Two particular moments stood out for me in their use of the real to communicate the full horror of the documentary accounts. In the first, a performer takes centre stage holding a microphone, awkwardly she asks us how we are tonight. She tells us that she has been practicing some impressions and would like to share them with us. Her first impression is “the gas chamber” (a long slow hissing sound), followed by beheading and stoning (which I won’t describe). These are gruesome in their not-funny-ness. For her finale, we get her ‘favourite’ — the electric chair. Taking a deep breath, she starts to scream. She screams and screams while a large screen upstage counts down 60 seconds. An electric sustain pedal under her foot loops the screaming while she breathes between screams. It is unremittingly loud and painful to the ears. After the first 60 seconds, there is silence for 10 seconds counted down by a black and white film counter. Then back to 60 and another minute of ear-splitting screaming. On one perceptual channel, the screaming is representational, evoking what we imagine to be the feeling of a coursing high voltage electric current. On another channel however, these two things are strongly detached. The ‘fictional’ image of the electric chair is separated from the screaming which is decidedly ‘actual.’ We can see her screaming, we see the microphone and the pedal. The countdown clock makes this a durational experience for my real body. The screaming is both analogy and also just raw screaming. Apart from representation, the obviousness of the performance of ‘real’ screaming connects me to the horrors of execution but through a different journey.

The other example occurs in the final scene (shown above), when six of the eight performers approach the front of the stage each carrying a flat-topped wooden stool, a large machete knife or cleaver and a black plastic bag. After the previous hour, these props radiate menace. Kneeling down, each performer pulls a large onion from the bag and chops it vigorously and speedily. When an onion is completely chopped, it is swept forcefully off the stool-chopping board and into the audience. A new onion is drawn from the bag. This goes on for several minutes. Each performer probably chops about a dozen onions. Inevitably, as this goes on, the performers become red-eyed and red-faced, their faces streaming with tears.

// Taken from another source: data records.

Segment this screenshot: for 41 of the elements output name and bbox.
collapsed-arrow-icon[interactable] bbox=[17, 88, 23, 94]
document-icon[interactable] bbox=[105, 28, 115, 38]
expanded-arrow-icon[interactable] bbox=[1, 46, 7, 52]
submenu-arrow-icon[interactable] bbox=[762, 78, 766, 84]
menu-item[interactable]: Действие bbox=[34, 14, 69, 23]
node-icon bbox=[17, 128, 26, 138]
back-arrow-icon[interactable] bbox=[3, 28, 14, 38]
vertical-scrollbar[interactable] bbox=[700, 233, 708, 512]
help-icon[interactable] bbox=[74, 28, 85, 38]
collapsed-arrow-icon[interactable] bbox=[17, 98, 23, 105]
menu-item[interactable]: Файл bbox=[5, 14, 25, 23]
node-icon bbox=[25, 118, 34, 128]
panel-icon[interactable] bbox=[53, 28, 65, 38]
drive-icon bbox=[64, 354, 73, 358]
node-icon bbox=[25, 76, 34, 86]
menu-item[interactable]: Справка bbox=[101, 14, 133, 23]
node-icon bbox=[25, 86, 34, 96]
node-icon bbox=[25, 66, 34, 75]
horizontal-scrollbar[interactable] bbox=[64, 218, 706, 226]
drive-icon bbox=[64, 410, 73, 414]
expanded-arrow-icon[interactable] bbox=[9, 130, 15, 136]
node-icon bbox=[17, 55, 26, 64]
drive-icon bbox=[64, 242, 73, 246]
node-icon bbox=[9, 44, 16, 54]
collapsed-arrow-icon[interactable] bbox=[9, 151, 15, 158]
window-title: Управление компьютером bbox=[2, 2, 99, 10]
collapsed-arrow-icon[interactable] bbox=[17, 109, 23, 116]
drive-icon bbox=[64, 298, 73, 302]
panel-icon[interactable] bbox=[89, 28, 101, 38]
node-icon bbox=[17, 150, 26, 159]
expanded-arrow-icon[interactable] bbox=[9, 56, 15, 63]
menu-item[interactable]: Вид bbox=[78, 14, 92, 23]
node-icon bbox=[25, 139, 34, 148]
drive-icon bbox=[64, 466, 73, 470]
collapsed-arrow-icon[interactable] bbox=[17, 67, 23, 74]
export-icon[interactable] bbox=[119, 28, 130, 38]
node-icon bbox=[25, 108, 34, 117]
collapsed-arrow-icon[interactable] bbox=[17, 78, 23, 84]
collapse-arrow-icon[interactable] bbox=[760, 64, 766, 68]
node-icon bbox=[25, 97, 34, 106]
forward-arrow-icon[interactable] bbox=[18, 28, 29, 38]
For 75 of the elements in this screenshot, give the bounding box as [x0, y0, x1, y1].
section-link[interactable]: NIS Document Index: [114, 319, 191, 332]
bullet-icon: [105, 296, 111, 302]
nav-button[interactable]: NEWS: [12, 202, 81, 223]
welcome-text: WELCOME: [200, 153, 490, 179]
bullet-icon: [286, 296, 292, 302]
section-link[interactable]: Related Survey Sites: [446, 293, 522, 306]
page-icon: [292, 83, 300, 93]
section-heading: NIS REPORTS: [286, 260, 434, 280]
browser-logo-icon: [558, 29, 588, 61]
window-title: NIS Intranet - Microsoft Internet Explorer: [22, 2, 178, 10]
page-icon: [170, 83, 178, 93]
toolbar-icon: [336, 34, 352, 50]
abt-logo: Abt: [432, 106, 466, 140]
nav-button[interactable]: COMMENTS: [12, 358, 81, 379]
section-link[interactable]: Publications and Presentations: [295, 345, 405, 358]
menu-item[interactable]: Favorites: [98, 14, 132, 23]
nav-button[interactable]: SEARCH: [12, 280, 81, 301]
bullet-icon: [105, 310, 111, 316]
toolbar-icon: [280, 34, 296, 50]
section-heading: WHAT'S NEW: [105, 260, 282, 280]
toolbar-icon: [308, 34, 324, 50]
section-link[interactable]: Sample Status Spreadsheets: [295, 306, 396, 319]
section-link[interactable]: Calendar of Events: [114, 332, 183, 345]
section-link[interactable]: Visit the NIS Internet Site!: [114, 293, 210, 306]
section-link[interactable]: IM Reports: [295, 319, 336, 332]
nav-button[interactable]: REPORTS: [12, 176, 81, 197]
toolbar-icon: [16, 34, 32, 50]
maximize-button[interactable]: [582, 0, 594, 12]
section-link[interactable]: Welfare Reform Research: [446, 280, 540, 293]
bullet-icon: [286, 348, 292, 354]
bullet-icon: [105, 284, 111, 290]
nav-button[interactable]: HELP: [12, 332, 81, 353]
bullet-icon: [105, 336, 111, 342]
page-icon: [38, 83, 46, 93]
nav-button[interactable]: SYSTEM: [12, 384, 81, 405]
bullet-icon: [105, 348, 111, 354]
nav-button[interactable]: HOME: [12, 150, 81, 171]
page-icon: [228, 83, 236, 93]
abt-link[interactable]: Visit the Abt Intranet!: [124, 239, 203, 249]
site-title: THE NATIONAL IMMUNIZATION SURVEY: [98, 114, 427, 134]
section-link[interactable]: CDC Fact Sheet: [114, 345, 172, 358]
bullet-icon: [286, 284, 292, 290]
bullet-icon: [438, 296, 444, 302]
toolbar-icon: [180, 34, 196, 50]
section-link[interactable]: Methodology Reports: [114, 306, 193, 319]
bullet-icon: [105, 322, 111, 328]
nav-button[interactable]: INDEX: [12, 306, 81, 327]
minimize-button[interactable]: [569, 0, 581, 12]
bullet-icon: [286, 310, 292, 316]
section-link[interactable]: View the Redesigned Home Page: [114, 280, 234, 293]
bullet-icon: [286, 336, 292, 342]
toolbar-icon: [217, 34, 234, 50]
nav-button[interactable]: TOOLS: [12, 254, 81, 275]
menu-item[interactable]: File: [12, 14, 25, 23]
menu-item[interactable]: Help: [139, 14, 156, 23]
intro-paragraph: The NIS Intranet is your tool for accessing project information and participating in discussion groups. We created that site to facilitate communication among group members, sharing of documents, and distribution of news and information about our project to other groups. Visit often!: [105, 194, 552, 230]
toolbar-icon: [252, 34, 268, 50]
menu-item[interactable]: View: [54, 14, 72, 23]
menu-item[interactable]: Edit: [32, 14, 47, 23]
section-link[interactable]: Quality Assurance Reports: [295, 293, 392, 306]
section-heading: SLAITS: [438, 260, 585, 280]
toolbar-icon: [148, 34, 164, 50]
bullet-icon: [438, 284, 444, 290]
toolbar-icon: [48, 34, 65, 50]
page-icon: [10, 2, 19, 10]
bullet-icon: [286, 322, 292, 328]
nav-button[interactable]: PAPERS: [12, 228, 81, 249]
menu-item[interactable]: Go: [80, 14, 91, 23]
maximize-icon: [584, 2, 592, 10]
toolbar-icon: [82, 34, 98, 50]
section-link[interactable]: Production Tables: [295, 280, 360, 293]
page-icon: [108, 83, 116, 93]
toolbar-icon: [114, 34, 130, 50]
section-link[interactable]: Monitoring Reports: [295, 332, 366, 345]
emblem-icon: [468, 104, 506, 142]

What moves me about this moment is the juxtaposition and simultaneously the separation of the elements at work here. At a foundational level, food is again aligned with torture as onions are shrouded in black plastic and assaulted with knives that are more weapon than kitchen utensil. The dichotomy of the knife here speaks loud. Then, the sulfuric acid created by the onion enzymes is also a kind of food torture. We are actually hurt by this food. But most potently from a performance point of view, there is a strong separation between the uncontrollably, grossly weeping performers and the narrative content of the stories they have been telling. It is not that the tears are ‘real’ but that their obvious motivation is an actual-world object, neutral and detached. The performers do not cry in sympathy with their ‘characters.’ Crying does not connect through analogy. The shredding emotional impact of the stories live in worldB but the crying lives in worldA. Being made to cry by onions is non-emotional. It is matter of fact. It is objective. It just happens due to chemistry. And yet, as a direct result of this disconnect, the effect is even more potent. We read across the gap from the superficiality of these tears back into the testimony we have witnessed. The gap short circuits the easy emotion — the erotics of injury that Julie Salverson so astutely writes about — while at the same time making the connection at a higher, more complex level.

I am interested in this mode of theatrical communication that dispenses with the usual routes of representation (any kind of representation from highly naturalistic through decidedly stylized) and instead substitutes pure performance, that is, just doing something. Not pretending, just doing. The cognitive, emotional experience for the audience is completely different. And in this particular case, a smart, potent choice for speaking stories that verge on the unspeakable.